10/31/2004|||109922094990531441||||||
ANTI-AMERICANISM IN BRITAIN (OR IS IT ANTI-BUSHISM?)

Pro-American Sunday Telegraph columnist, Nigel Farndale (reg required) gauges the mood in SW1:


"The extent to which the mood here has changed during Bush's time in office was brought home to me the other day when, as a tribute to Alistair Cooke, a Stars and Stripes was flown above Westminster Abbey. It was a moving sight, yet passers-by were looking up at it and shaking their heads. And it was only three years ago that the playing of the Star Spangled Banner by the Coldstream Guards outside Buckingham Palace reduced us all to tears. An attack on America was an attack on us, we all seemed to feel then. Now?"
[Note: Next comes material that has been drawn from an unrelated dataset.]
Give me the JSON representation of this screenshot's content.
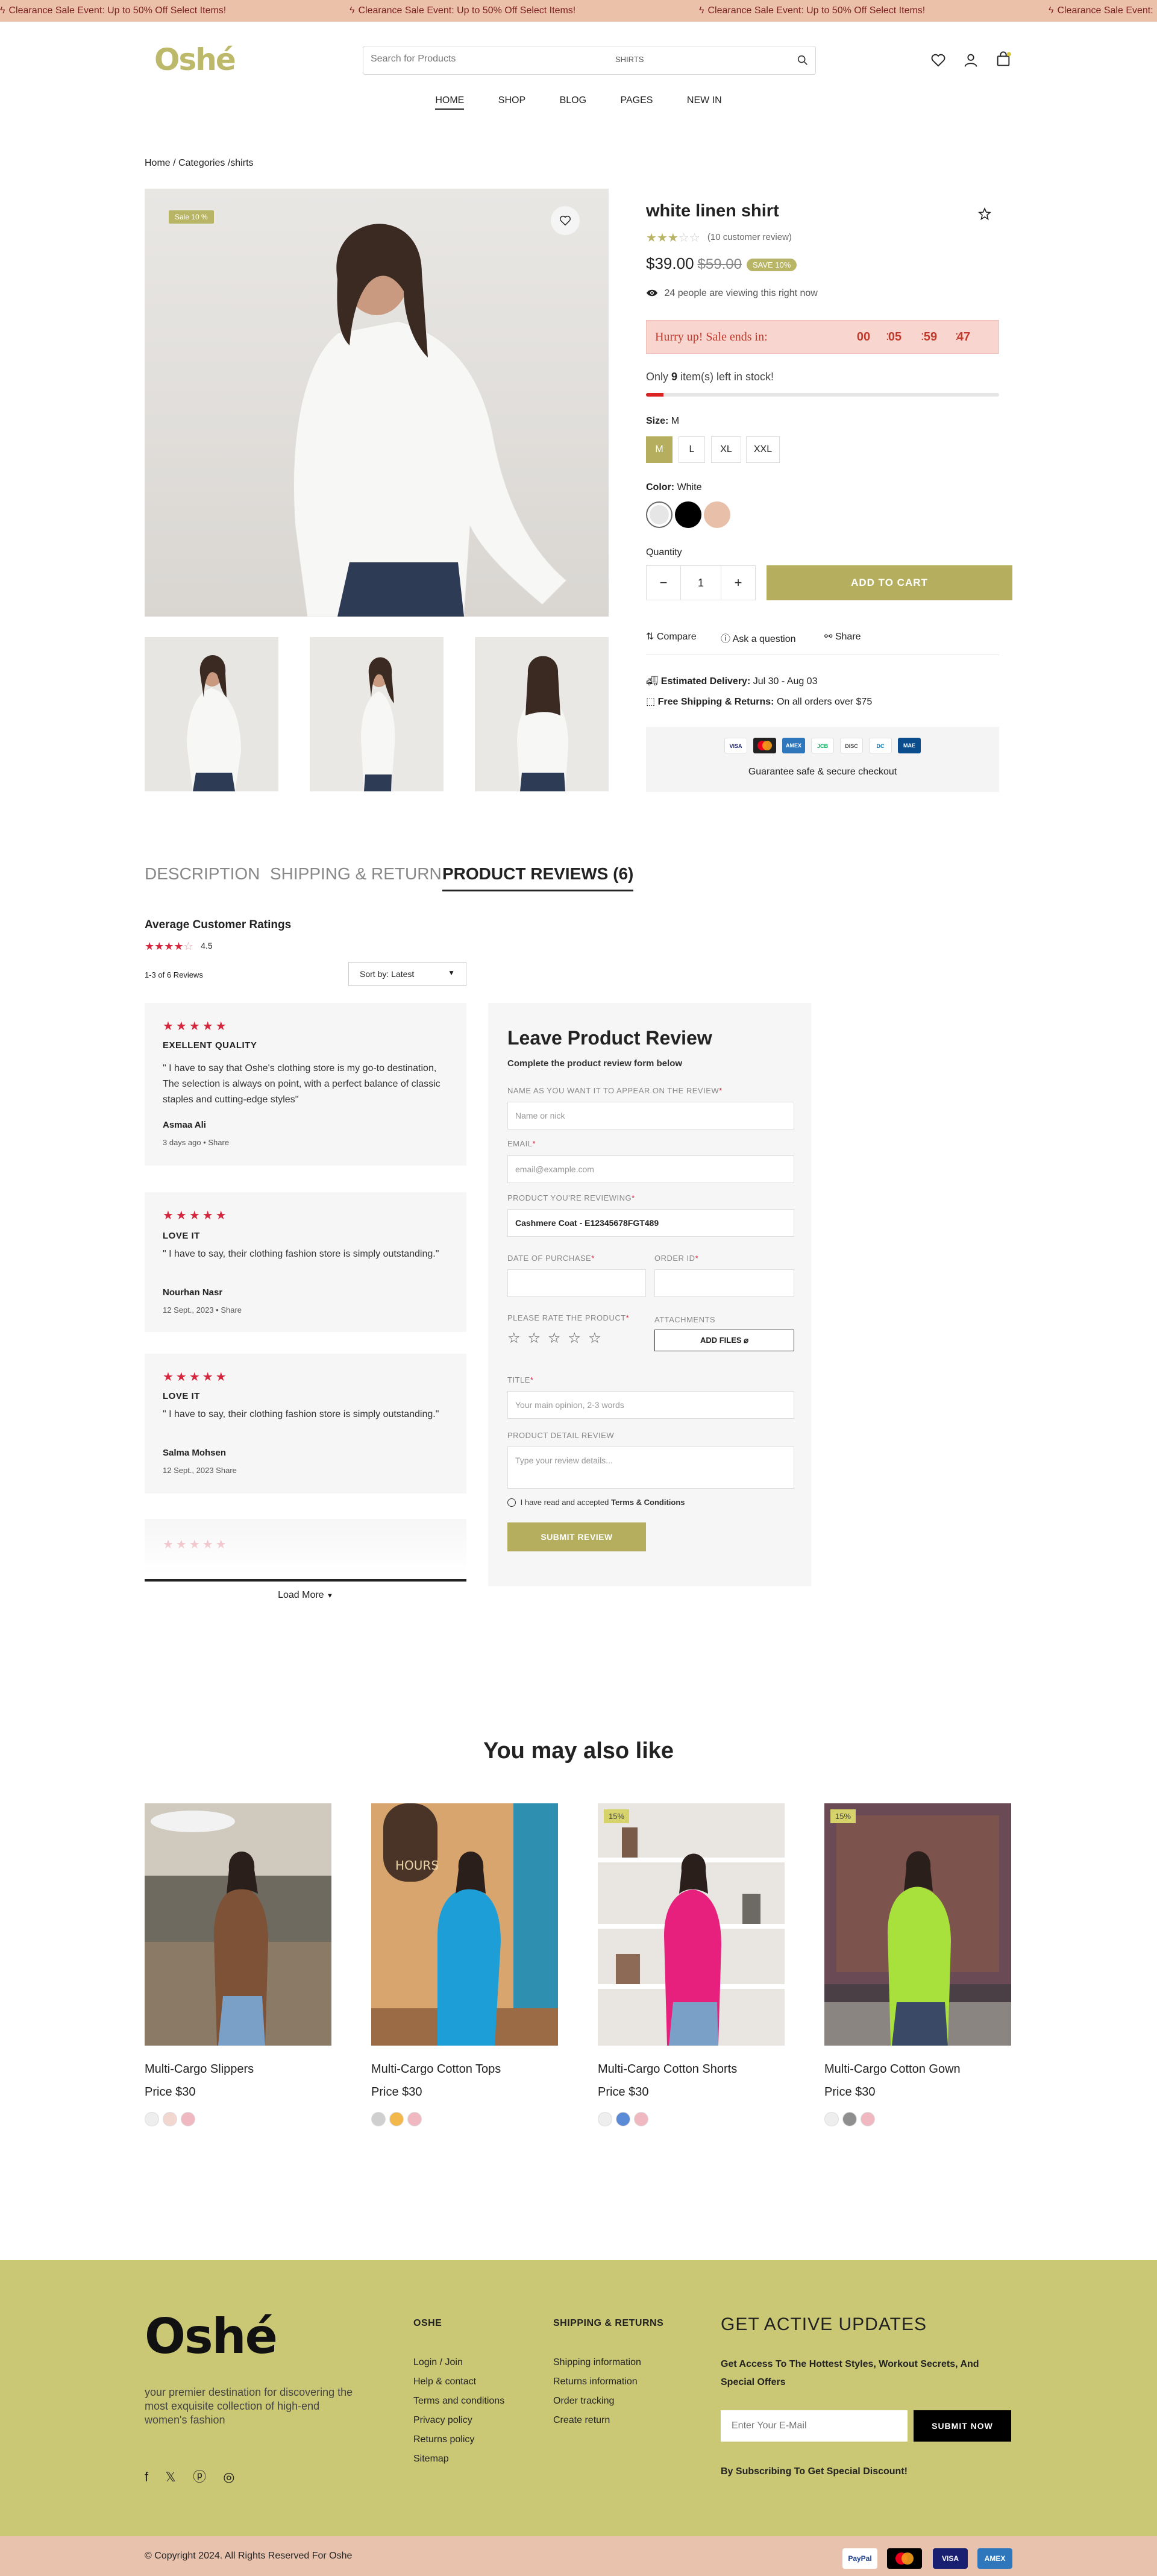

I'm not convinced, to be honest, that the post-9/11 sympathy really went that deep. It was only a day or two afterwards that I began to hear people saying "Yes, the attacks were terrible, but...." And that all-important "But" would unleash a shrill and predictable list of complaints about US foreign policy. How different would it have been if Al Gore had been in the White House? True, Bush's transatlantic PR has been abysmal. True, Gore might have won a couple of weeks' extra goodwill. But I still have my doubts. Middle England is a very strange place at the moment.